When the Virginia Department of Conservation and Recreation (DCR) unveiled proposals for amended stormwater regulations this past spring, some observers were concerned that the stricter regulations would make denser development, and redevelopment of existing sites in particular, more expensive relative to low-density development. This would likely not bode well for smart growth, nor would sparser development ultimately lead to better water quality for the whole Chesapeake Bay watershed.

To DCR’s credit, a period of robust public comment on the proposals was held until Friday, and all 407 online comments can be viewed on their website. As a result of this participation, several environmental groups and experts of various disciplines have offered constructive policy solutions to address this unintended consequence, while still maintaining the original intent of the regulation.

Here’s a few creative ideas that have emerged:

David Slutzky, Chairman of the Albemarle County Board of Supervisors and a former senior environmental policy adviser in the Clinton white house, believes that the regulations, as they stand, will “most certainly lead to de-densification of new development activities in the [Urban Development Areas] UDAs.” In order to fairly distribute the responsibility of reducing runoff, he would like to offer developers a series of options to meet the new requirements.

His most interesting idea is a tax-credit fund used to reward redevelopment projects (former industrial sites, for example) that go the extra length to reduce impervious surfaces or implement stormwater reduction Best Management Practices (BMPs) on site. The fund would be paid into by developers, at a rate set by the water impacts of their projects, and disbursed by DCR to the most competitive redevelopments of the year. This would seem fair, considering redevelopers are the only ones currently being asked to shoulder the burden of achieving net improvements to the watershed without being offered help with the costs involved. Carrots and sticks belong together.

Senator Creigh Deeds, who also happens to be the Democratic Party’s candidate for Governor, has his own suggestions for avoiding the promotion of more sprawl, something he believes the current proposals might lead to. If stormwater requirements were measured by the house, rather than by the acre, then Deeds believes that higher density developments would perform better in the evaluation. Deeds is also in favor of a tax credit incentive for stormwater management in urban redevelopment.

The Southern Environmental Law Center simply suggests reducing the requirements for redevelopment from “return to forested levels” to “return to pre-development levels.” This reduction would only apply to redevelopment within UDAs designated by the locality.

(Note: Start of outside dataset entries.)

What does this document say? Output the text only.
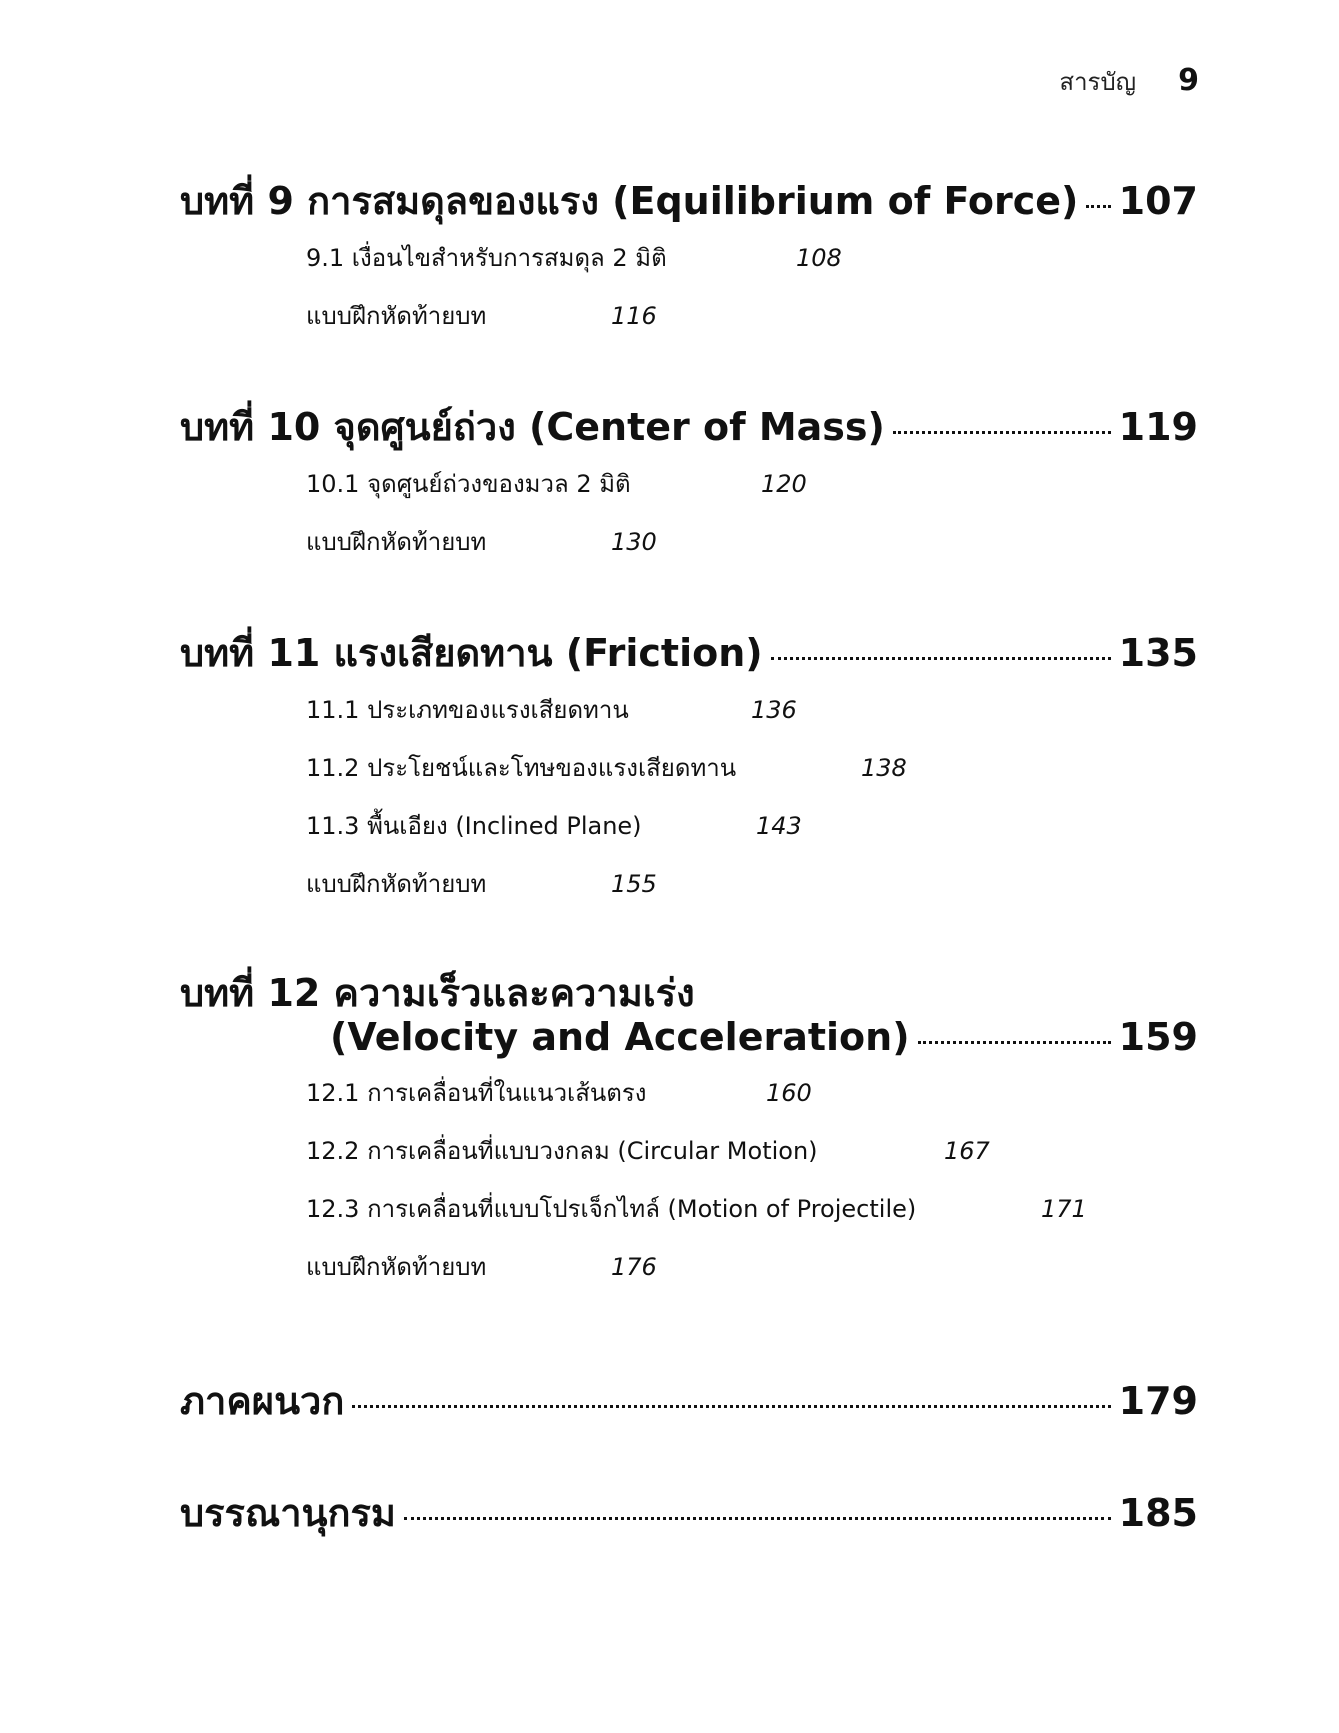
สารบัญ 9
บทที่ 9 การสมดุลของแรง (Equilibrium of Force) 107
9.1 เงื่อนไขสำหรับการสมดุล 2 มิติ	108
แบบฝึกหัดท้ายบท	116
บทที่ 10 จุดศูนย์ถ่วง (Center of Mass)	119
10.1 จุดศูนย์ถ่วงของมวล 2 มิติ	120
แบบฝึกหัดท้ายบท	130
บทที่ 11 แรงเสียดทาน (Friction)	135
11.1 ประเภทของแรงเสียดทาน	136
11.2 ประโยชน์และโทษของแรงเสียดทาน	138
11.3 พื้นเอียง (Inclined Plane)	143
แบบฝึกหัดท้ายบท	155
บทที่ 12 ความเร็วและความเร่ง
(Velocity and Acceleration)	159
12.1 การเคลื่อนที่ในแนวเส้นตรง	160
12.2 การเคลื่อนที่แบบวงกลม (Circular Motion)	167
12.3 การเคลื่อนที่แบบโปรเจ็กไทล์ (Motion of Projectile)	171
แบบฝึกหัดท้ายบท	176
ภาคผนวก	179
บรรณานุกรม	185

While only a minor change, the SELC hopes it will be enough to still encourage compact development.

The Rappahannock River Basin Commission wants to see the “refinement of off-site alternatives” for compact developments. There are provisions in the DCR proposal for developers to purchase credits from other sites in lieu of meeting the requirements on site, but many have pointed out that an efficient transfer system has not been adequately explained yet. The statement from the Lord Fairfax Soil and Water Conservation District doesn’t exactly spell out an answer, but they do suggest that the regulations “should be examined, clarified, and written to encourage urban redevelopment and smart growth.”

All of these recommendations are encouraging to see, and DCR will likely take many of them into account in their final revisions. Environmentalist groups have evolved, as evidenced by these comments, from seeing their mission solely in terms of making all land as much like wilderness as possible to recognizing that the urban and the rural need to be treated differently to reach optimal levels of environmental protection.

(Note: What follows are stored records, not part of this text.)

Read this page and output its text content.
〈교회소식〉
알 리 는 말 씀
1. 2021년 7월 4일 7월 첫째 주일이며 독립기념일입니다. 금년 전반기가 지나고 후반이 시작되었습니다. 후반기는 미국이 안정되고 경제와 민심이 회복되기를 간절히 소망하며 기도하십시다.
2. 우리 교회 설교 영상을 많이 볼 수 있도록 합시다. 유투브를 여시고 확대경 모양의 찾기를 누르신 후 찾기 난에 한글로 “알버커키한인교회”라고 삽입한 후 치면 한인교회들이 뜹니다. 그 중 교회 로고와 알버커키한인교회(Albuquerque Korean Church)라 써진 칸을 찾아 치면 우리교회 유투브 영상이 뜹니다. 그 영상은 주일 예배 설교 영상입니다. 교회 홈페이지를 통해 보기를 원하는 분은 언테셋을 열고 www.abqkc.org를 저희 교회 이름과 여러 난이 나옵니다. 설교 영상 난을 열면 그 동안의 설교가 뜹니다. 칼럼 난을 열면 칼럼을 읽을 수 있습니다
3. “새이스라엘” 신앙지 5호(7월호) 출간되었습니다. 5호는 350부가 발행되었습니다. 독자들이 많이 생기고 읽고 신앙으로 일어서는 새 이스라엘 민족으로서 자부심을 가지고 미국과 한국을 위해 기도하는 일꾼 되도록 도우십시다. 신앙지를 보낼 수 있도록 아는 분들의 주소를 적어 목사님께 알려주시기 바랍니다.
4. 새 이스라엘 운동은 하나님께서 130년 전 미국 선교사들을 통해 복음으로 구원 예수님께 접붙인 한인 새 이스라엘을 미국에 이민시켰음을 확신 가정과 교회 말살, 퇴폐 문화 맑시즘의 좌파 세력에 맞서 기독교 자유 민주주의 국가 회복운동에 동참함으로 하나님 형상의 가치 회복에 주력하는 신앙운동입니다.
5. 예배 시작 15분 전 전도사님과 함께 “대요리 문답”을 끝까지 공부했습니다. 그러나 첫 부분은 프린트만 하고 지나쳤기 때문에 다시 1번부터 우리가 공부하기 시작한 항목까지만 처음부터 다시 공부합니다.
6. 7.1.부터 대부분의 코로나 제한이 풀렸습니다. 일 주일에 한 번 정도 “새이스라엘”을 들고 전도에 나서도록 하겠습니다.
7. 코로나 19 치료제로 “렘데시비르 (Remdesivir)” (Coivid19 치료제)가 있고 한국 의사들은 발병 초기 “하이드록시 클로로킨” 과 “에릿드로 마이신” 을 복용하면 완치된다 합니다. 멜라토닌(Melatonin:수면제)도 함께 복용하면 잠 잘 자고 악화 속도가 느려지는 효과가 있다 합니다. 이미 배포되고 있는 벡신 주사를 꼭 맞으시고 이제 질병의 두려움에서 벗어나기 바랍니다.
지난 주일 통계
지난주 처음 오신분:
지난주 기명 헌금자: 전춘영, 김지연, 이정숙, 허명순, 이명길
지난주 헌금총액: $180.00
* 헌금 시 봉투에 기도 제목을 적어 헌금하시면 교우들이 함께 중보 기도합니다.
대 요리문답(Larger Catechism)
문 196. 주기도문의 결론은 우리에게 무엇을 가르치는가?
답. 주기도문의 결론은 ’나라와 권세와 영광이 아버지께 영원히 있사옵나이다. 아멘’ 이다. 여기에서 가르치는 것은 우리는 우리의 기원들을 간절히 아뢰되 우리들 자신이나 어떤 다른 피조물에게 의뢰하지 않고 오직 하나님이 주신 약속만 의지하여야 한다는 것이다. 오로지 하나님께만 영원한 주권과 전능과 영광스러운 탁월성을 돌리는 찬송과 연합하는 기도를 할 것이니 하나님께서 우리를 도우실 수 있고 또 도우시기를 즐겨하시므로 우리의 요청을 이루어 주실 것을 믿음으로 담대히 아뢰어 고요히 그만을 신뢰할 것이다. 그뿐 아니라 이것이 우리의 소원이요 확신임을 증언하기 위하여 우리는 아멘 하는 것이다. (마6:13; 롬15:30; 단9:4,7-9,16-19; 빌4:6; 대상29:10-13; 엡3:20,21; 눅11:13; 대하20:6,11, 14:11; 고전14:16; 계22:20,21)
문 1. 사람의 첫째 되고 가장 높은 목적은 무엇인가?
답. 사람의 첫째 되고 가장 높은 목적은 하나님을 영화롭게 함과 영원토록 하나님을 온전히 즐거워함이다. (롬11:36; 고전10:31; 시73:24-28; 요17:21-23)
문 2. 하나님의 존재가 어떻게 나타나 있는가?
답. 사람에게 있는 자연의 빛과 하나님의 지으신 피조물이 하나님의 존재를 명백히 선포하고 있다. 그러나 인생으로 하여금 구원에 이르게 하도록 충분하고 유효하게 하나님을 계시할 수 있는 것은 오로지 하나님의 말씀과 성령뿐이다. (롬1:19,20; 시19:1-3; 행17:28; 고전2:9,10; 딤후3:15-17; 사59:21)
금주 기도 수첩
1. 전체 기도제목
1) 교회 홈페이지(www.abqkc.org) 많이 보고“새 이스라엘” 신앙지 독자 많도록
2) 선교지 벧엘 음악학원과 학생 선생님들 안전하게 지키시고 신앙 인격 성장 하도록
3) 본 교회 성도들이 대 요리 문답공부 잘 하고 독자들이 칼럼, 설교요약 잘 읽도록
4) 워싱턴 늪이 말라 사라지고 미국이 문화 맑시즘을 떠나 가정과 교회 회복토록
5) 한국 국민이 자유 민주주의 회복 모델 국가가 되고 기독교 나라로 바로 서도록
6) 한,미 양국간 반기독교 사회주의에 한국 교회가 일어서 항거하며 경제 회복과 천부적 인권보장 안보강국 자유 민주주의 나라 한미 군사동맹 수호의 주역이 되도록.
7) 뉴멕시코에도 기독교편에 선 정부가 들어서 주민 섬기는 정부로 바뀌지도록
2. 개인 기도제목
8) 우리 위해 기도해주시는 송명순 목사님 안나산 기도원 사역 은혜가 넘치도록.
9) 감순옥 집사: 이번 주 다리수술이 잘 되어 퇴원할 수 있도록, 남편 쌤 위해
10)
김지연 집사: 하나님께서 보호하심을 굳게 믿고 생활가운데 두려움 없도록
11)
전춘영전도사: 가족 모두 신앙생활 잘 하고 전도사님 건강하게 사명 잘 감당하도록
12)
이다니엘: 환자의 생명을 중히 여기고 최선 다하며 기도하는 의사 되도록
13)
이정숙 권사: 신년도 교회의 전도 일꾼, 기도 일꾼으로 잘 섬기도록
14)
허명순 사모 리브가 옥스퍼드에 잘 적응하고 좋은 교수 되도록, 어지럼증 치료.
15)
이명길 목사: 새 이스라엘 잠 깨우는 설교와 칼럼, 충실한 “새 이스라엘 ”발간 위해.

As Kaid Benfield has written,

“the best thing to do environmentally is to manage and shape [growth] so that a good quality of life is maintained with the least environmental harm. This is fundamentally about per capita, or per household, thinking: how can we shape the new development so that it has the least impact per increment of growth?

This is the essence of smart growth. But it also represents a fairly radical departure from traditional environmental thinking (and much of environmental law), which focuses our attention not on per capita impacts but on particular pieces of land, parcel-by-parcel.”

It looks as if many in Virginia are making this transition.